"Such As" and Suchlike
/Fans of French cinema will recall the ungrammatical title Such a Gorgeous Kid Like Me. Rather than a free translation of the Truffaut movie’s French title (Une belle fille comme moi), it was actually a reversion to the title of the original novel — an American novel, by Henry Farrell.
For a writer, improper English can be a successful attention-getter. When too successful, though, it can find its own impropriety weakened. In the 1939 film of Gone with the Wind, Prissy’s line “I don’t know nothing about birthing babies” was not only an admission that she had tried to fib her way to importance but also a piteous sign of how deep an ignorance she fantasized escaping. Nobody with a bit of education used the word “birth” as a verb in 1939. The Compact Oxford English Dictionary still doesn’t list it as a verb. But the American Heritage Dictionary notes: “Recently, however, the nonstandard Southern usage has coincided with widespread usage of verbs derived from nouns, such as parent, network, and microwave. Birth in this new usage is most commonly found in its present participial form and is used as an adjective in compounds such as birthing center.” Lawsy, how times do change.
Had Truffaut’s Such a Gorgeous Kid Like Me enjoyed greater impact, I might have found it harder to criticize that sentence from last column, “I never saw such a beautiful view like this.” But pending a blockbuster remake, I think it’s safe to say that “such” normally belongs with “as,” not with “like.”
“I never saw such a beautiful view as this” means I never saw a view so beautiful. “I never saw such a beautiful view like this” could mean I never saw such a beautiful view in this way. I saw one once while passing through on a train, but I never saw one while dangling from a helicopter as I am now.
When you put “such as” together, there’s an ambiguity to avoid. Kipling mentioned “such boastings as the Gentiles use, or lesser breeds without the Law.” In other words, a certain kind of boasting. Not necessarily including, for example, all the boastings that the believers use. But if he had written “boastings, such as the Gentiles use,” it would include all boastings and those of the Gentiles would be just an example. The same phrase but without a comma, “boastings such as the Gentiles use,” could be considered ambiguous: all boastings, or only the Gentile ones?
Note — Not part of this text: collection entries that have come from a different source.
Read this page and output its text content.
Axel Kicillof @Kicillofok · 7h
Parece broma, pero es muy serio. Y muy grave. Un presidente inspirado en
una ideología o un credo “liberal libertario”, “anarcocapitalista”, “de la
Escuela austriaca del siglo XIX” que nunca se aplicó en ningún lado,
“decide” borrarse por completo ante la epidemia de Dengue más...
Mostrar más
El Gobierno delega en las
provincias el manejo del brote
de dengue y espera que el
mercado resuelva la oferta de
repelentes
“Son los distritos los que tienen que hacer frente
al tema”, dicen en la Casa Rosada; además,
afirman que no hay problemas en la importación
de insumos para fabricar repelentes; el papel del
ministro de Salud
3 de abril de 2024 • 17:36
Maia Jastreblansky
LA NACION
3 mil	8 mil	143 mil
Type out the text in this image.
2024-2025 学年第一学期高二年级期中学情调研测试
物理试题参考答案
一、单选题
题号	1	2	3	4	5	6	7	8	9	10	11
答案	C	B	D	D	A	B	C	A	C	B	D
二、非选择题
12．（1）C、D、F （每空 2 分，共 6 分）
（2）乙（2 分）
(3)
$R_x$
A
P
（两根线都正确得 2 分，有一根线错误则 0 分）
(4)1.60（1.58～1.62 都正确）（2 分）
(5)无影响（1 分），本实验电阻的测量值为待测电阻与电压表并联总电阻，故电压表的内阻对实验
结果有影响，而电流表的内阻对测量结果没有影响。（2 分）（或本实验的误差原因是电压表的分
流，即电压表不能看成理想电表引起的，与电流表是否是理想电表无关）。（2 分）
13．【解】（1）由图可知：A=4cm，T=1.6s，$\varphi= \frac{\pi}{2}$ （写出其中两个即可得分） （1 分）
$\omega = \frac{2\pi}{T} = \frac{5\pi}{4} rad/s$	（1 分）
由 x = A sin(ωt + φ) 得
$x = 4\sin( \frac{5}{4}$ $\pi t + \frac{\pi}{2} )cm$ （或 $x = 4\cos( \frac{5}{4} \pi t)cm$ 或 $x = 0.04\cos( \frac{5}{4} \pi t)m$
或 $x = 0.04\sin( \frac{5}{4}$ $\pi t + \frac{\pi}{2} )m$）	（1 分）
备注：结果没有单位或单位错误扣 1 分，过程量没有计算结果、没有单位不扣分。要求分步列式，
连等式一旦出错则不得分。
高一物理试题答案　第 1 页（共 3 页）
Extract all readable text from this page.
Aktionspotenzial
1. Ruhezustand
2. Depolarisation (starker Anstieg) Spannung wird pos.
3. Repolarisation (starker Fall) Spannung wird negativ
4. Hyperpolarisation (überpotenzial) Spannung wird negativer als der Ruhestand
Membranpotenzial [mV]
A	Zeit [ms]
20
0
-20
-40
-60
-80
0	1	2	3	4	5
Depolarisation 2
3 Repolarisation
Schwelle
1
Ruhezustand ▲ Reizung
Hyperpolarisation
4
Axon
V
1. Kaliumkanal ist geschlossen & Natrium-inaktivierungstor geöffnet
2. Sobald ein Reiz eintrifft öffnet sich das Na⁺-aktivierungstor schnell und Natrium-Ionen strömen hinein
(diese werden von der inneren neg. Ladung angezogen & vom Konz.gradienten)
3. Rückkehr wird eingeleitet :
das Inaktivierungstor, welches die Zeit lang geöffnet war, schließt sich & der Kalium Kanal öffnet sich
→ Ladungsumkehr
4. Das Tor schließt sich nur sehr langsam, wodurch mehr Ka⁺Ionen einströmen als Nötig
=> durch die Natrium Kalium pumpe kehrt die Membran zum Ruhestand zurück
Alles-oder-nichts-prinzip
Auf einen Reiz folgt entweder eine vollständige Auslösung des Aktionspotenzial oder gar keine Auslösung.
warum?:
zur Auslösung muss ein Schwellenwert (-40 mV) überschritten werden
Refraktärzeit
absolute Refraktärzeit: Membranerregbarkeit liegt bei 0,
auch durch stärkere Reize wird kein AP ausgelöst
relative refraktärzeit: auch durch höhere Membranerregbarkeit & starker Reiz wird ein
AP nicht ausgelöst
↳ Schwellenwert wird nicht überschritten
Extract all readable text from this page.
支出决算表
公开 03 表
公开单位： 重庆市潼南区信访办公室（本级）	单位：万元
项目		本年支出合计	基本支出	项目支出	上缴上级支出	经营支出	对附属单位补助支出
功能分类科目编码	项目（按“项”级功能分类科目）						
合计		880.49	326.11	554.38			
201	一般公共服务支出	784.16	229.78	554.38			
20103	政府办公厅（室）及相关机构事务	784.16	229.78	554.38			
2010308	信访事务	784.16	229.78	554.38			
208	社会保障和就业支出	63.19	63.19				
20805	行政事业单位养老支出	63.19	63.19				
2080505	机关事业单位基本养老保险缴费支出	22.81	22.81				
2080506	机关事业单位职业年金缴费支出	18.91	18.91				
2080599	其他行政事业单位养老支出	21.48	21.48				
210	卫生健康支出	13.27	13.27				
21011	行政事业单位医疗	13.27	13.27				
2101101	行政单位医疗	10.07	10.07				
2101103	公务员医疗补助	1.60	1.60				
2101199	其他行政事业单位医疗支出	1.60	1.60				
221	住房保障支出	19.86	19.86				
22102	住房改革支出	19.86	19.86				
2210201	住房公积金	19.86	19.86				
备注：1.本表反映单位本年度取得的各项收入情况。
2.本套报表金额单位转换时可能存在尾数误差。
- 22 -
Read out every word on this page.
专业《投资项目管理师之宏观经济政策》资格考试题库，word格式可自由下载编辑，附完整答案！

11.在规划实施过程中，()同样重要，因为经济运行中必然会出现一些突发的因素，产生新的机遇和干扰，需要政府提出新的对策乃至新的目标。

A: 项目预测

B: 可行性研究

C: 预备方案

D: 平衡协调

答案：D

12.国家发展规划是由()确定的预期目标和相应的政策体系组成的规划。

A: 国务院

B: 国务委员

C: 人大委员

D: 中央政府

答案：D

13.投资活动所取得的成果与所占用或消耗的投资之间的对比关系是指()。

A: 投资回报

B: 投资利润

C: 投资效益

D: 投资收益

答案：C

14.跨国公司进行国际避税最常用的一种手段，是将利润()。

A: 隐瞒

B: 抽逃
Then there’s “as such,” which means “in consideration that it is what it has just been called.” Tearing up UN General Assembly Resolution 3379, which deemed Zionism racist, Chaim Herzog said, “For us, the Jewish people, this is no more than a piece of paper and we shall treat it as such.” Often, though, you see “as such” used vaguely to mean “because of what was just pointed out.” Cintra Scott, in a blog from Argentina says: “Tomatoes have reached the eye-popping price of $15 per kilo! As such, they have become luxury items.” In writing “as such,” Cintra doesn’t mean “as tomatoes,” but rather “because they cost $15 a kilo.” Sloppy usage, I’d say.
As a modifier directly following the noun, “as such” serves the curious purpose of forcing a second look at the applicability of the term — emphasizing it or, in the negative, calling it into question. For example, “We’ve been encouraging worker attrition but if losses continue, there will be layoffs as such.” Or in an example from the Cambridge Dictionary of American Idioms, “There’s no dining room as such, but we’ve made a dining area just outside the kitchen.”